Pro: You can choose to prepay for credits or invest your money
There are two options available with 529 plans:
- Savings plans: Your money is invested, most often in a mutual fund, and growth will depend on the performance of that investment.
- Prepaid plans: You buy tuition credits at the current prices, and your child can use them later to pay for college.
Both options can result in your plan being worth much more than you invest. With a savings plan, your money could grow considerably depending on how the investments perform -- although there is also the possibility that the value could drop during a down period in the market. To avoid the latter, investments usually get more conservative as your child gets closer to needing the money in their plan.
With a prepaid plan, you’re locking in tuition prices at the time that you buy those credits. Given that tuition prices at public four-year institutions increased 213% from 1988 to 2018, a prepaid plan could allow you to pay much less for tuition than you would in the future.
Con: Investment options can be limited
When you invest your money in a 529 plan, you’re giving up the control that you’d have if you were investing it on your own. Plans typically offer different preset investment options for you to choose from. You can’t simply pick whatever funds you want like you can through your own stock broker.

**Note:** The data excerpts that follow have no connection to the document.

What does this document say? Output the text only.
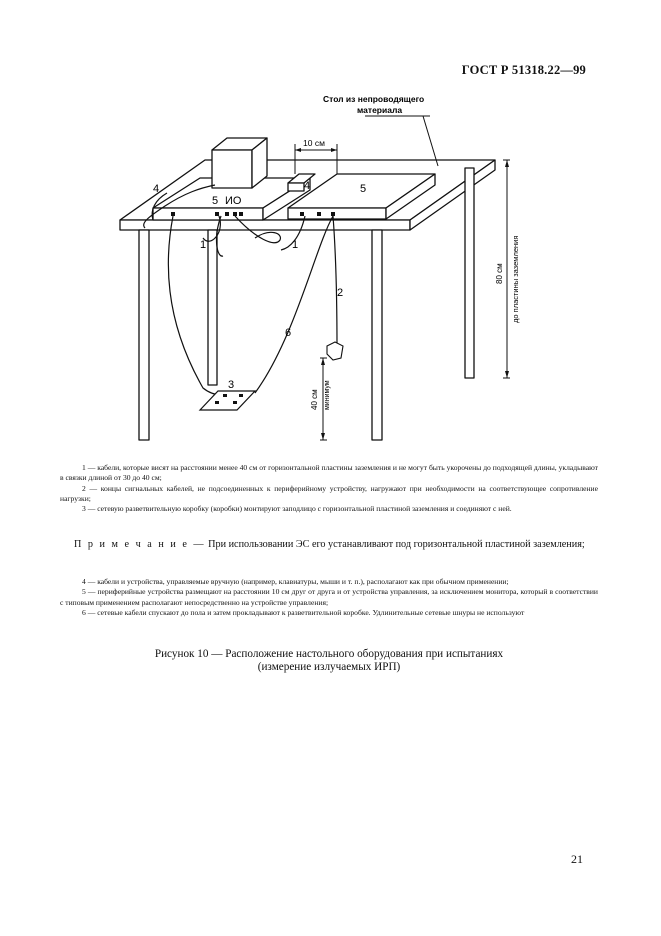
ГОСТ Р 51318.22—99
Стол из непроводящего
материала
10 см
ИО
5
5
4	4
1	1
2
6
3
80 см до пластины заземления
40 см минимум

1 — кабели, которые висят на расстоянии менее 40 см от горизонтальной пластины заземления и не могут быть укорочены до подходящей длины, укладывают в связки длиной от 30 до 40 см;

2 — концы сигнальных кабелей, не подсоединенных к периферийному устройству, нагружают при необходимости на соответствующее сопротивление нагрузки;

3 — сетевую разветвительную коробку (коробки) монтируют заподлицо с горизонтальной пластиной заземления и соединяют с ней.

П р и м е ч а н и е — При использовании ЭС его устанавливают под горизонтальной пластиной заземления;

4 — кабели и устройства, управляемые вручную (например, клавиатуры, мыши и т. п.), располагают как при обычном применении;

5 — периферийные устройства размещают на расстоянии 10 см друг от друга и от устройства управления, за исключением монитора, который в соответствии с типовым применением располагают непосредственно на устройстве управления;

6 — сетевые кабели спускают до пола и затем прокладывают к разветвительной коробке. Удлинительные сетевые шнуры не используют

Рисунок 10 — Расположение настольного оборудования при испытаниях
(измерение излучаемых ИРП)
21
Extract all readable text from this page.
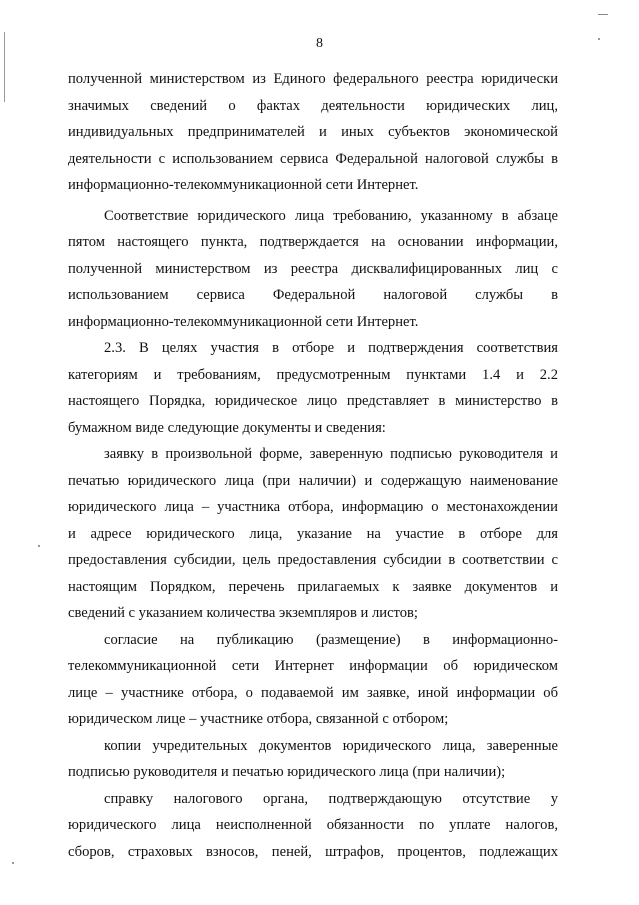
8
полученной министерством из Единого федерального реестра юридически
значимых сведений о фактах деятельности юридических лиц,
индивидуальных предпринимателей и иных субъектов экономической
деятельности с использованием сервиса Федеральной налоговой службы в
информационно-телекоммуникационной сети Интернет.
Соответствие юридического лица требованию, указанному в абзаце
пятом настоящего пункта, подтверждается на основании информации,
полученной министерством из реестра дисквалифицированных лиц с
использованием сервиса Федеральной налоговой службы в
информационно-телекоммуникационной сети Интернет.
2.3. В целях участия в отборе и подтверждения соответствия
категориям и требованиям, предусмотренным пунктами 1.4 и 2.2
настоящего Порядка, юридическое лицо представляет в министерство в
бумажном виде следующие документы и сведения:
заявку в произвольной форме, заверенную подписью руководителя и
печатью юридического лица (при наличии) и содержащую наименование
юридического лица – участника отбора, информацию о местонахождении
и адресе юридического лица, указание на участие в отборе для
предоставления субсидии, цель предоставления субсидии в соответствии с
настоящим Порядком, перечень прилагаемых к заявке документов и
сведений с указанием количества экземпляров и листов;
согласие на публикацию (размещение) в информационно-
телекоммуникационной сети Интернет информации об юридическом
лице – участнике отбора, о подаваемой им заявке, иной информации об
юридическом лице – участнике отбора, связанной с отбором;
копии учредительных документов юридического лица, заверенные
подписью руководителя и печатью юридического лица (при наличии);
справку налогового органа, подтверждающую отсутствие у
юридического лица неисполненной обязанности по уплате налогов,
сборов, страховых взносов, пеней, штрафов, процентов, подлежащих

You can also only change your investment choice up to two times per year. So if you’re the type that likes to manage your investments, you could find yourself frustrated with the lack of control you’ll have over a 529 plan.
Pro: 529 plans provide tax advantages
One of the biggest benefits of 529 plans is the tax advantages that they offer for both the parent who contributes to the plan and the child who uses it.
Although contributions to a 529 plan aren’t deductible from federal income taxes, many states will let you either get a tax deduction or a tax credit for your contributions on your state taxes. Withdrawals for qualified education expenses are tax-free.
Con: There are restrictions on how the money can be used
Since a 529 plan is intended for qualified education expenses, that is the only way you can use it without incurring taxes and fees. While there is some flexibility (see below), if you need to withdraw money for anything else then you’ll pay a 10% fee, as well as income taxes on your plan’s earnings.
This could leave you in a difficult position if your child decides they don’t want to pursue higher education or if they go to school but don’t need to use the full balance of the plan for their college expenses.
Pro: You can transfer your plan
529 plans provide plenty of flexibility in how the funds can be used. For example, you can transfer the plan to another child in your household. That means if your oldest child decides school isn’t for them or if they don’t need all the money because they have other ways to pay for college, such as scholarships, then you could transfer the 529 plan to a younger child.
Your child can also use their plan to pay for school in any state. Even if you get a prepaid plan and purchase tuition credits in one state, it is still possible to use the funds to attend college somewhere else.
Con: It can affect eligibility for financial aid
To apply for financial aid, college students must fill out the Free Application for Federal Student Aid (FAFSA®). The FAFSA® requires information about the financial situation of the student’s parents, including income and assets.
As a 529 plan is considered an asset, it can lead to the student having a higher expected family contribution (EFC). A higher EFC means less financial aid opportunities.
Pro: The parent has control of the plan
While a 529 plan is in the name of the beneficiary, the parent or guardian who opens the plan is the owner and controls what the money is used for. You won’t need to worry about your teenage child deciding to cash out their college plan and use it for something entirely different.
Deciding if a 529 plan is worth it
A 529 plan is a smart choice if you’re confident that your child will be attending college and you want something that doesn’t require much management on your part. You’ll get the most benefit from it the earlier you open it, as this will allow more time for the funds in the account to grow (or for college costs to rise if you go with a prepaid plan).
The biggest potential problem with 529 plans is the penalties when the funds aren’t used for educational expenses. If that’s a deal breaker for you, then look for other college fund options.